Trello is slow or unavailable for some users
Incident Report for Trello
Postmortem

SUMMARY

On August 11, 2022 at 10:00pm UTC, a portion of Trello users experienced a slow or degraded experience with the product. The event was triggered by a sudden increase in load on Trello's MongoDB data store, saturating the database's resources and causing it to become slow or unresponsive to queries. The incident was mitigated by disabling a feature flag that had allowed a recently deployed code path to execute. The time to resolution was 2 hours and 5 minutes.

IMPACT

Beginning on August 11, 2022 at 10:00pm UTC and extending to August 12, 2022 at 12:05am UTC (TTR of 2 hours and 5 minutes), Trello became slow or unresponsive for ~31% of users. During this time, all Trello functionality either loaded slowly or did not load at all. The incident was detected within 3 minutes by automated monitoring and was mitigated at 11:53pm UTC when the incident response team disabled an offending feature flag, terminating a code path that was causing the increased load on the database. By 12:05am UTC on August 12, 2022, full functional  was restored for all users.

ROOT CAUSE

The issue was caused by a change to Trello's server codebase that introduced a new write pattern to Trello's MongoDB data store. The change, coupled with an unexpected interaction with MongoDB's balancer (a system that balances data across MongoDB nodes) caused a sudden and significant spike in writes to the database. This, in turn, quickly overloaded MongoDB resources, rendering the database unable to respond to requests within a reasonable amount of time. The root cause was the introduction of the code change without an incremental rollout.
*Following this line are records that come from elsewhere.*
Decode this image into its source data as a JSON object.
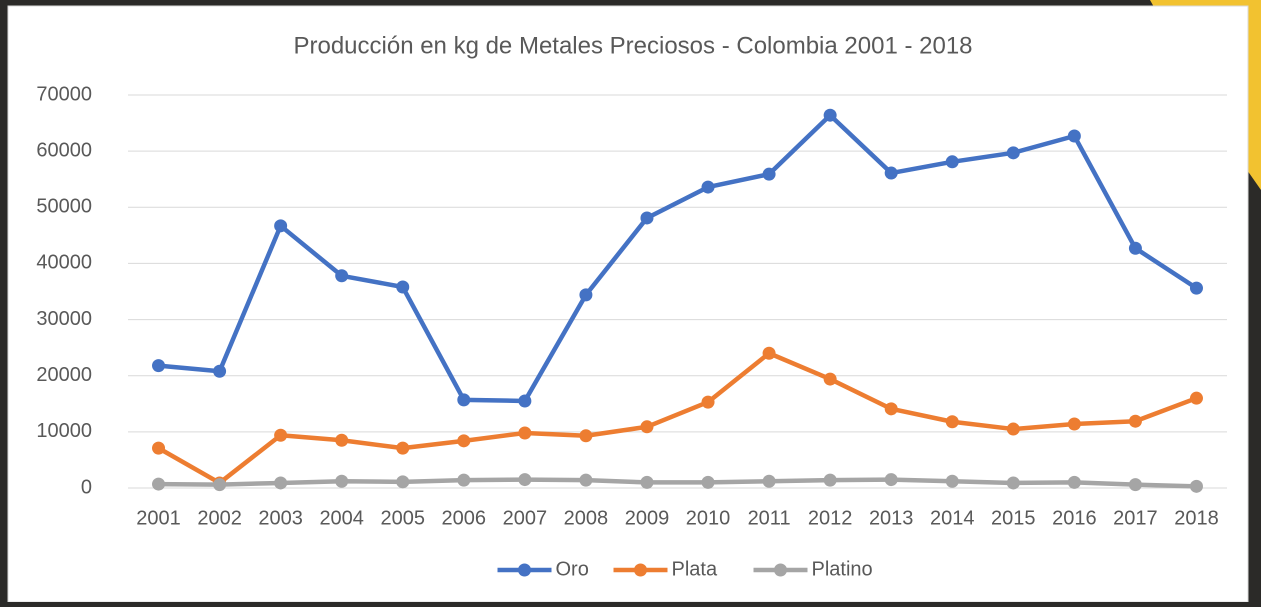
{
  "chart_data": {
    "type": "line",
    "title": "Producción en kg de Metales Preciosos -  Colombia 2001 - 2018",
    "categories": [
      "2001",
      "2002",
      "2003",
      "2004",
      "2005",
      "2006",
      "2007",
      "2008",
      "2009",
      "2010",
      "2011",
      "2012",
      "2013",
      "2014",
      "2015",
      "2016",
      "2017",
      "2018"
    ],
    "series": [
      {
        "name": "Oro",
        "color": "#4472c4",
        "values": [
          21800,
          20800,
          46700,
          37800,
          35800,
          15700,
          15500,
          34400,
          48100,
          53600,
          55900,
          66400,
          56100,
          58100,
          59700,
          62700,
          42700,
          35600
        ]
      },
      {
        "name": "Plata",
        "color": "#ed7d31",
        "values": [
          7100,
          900,
          9400,
          8500,
          7100,
          8400,
          9800,
          9300,
          10900,
          15300,
          24000,
          19400,
          14100,
          11800,
          10500,
          11400,
          11900,
          16000
        ]
      },
      {
        "name": "Platino",
        "color": "#a5a5a5",
        "values": [
          700,
          600,
          900,
          1200,
          1100,
          1400,
          1500,
          1400,
          1000,
          1000,
          1200,
          1400,
          1500,
          1200,
          900,
          1000,
          600,
          300
        ]
      }
    ],
    "ylim": [
      0,
      70000
    ],
    "yticks": [
      0,
      10000,
      20000,
      30000,
      40000,
      50000,
      60000,
      70000
    ],
    "grid": true,
    "legend": "bottom"
  }
}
REMEDIAL ACTIONS PLAN & NEXT STEPS

We know that events such as this impact your productivity. While we have a number of testing and preventative processes in place, we were not able to simulate the unexpected interaction that caused this event during testing prior to deployment to the production environment.

We are prioritizing the following improvements to avoid repeating this type of incident:

  • Evaluating the configuration of the MongoDB balancer to avoid similar issues with existing or new write patterns.
  • Fixing the code that introduced the new write pattern.
  • Establishing a consistent pattern for incrementally deploying and testing changes behind feature flags.

We apologize to customers whose services were impacted during this event, and we are taking immediate steps to improve Trello's performance and availability going forward.

Thanks,

Trello

Posted Aug 19, 2022 - 10:19 EDT

Resolved
This incident has been resolved.
Posted Aug 11, 2022 - 20:31 EDT
Update
We are continuing to monitor for any further issues.
Posted Aug 11, 2022 - 20:28 EDT
Monitoring
Trello is operational. We'll continue to investigate the root cause and monitor until the issue is resolved.
Posted Aug 11, 2022 - 20:19 EDT
Update
Trello servers are recovering, but still may be slow. We're working to identify the issue and continuing to monitor.
Posted Aug 11, 2022 - 19:39 EDT
Investigating
Our engineering team is actively investigating this incident and working to bring Trello back up as quickly as possible.
Users affected by this incident may notice that Trello is slow or completely unavailable in both the web and mobile apps.

We will update this page as we have additional information.
Posted Aug 11, 2022 - 18:32 EDT
This incident affected: Trello.com and API.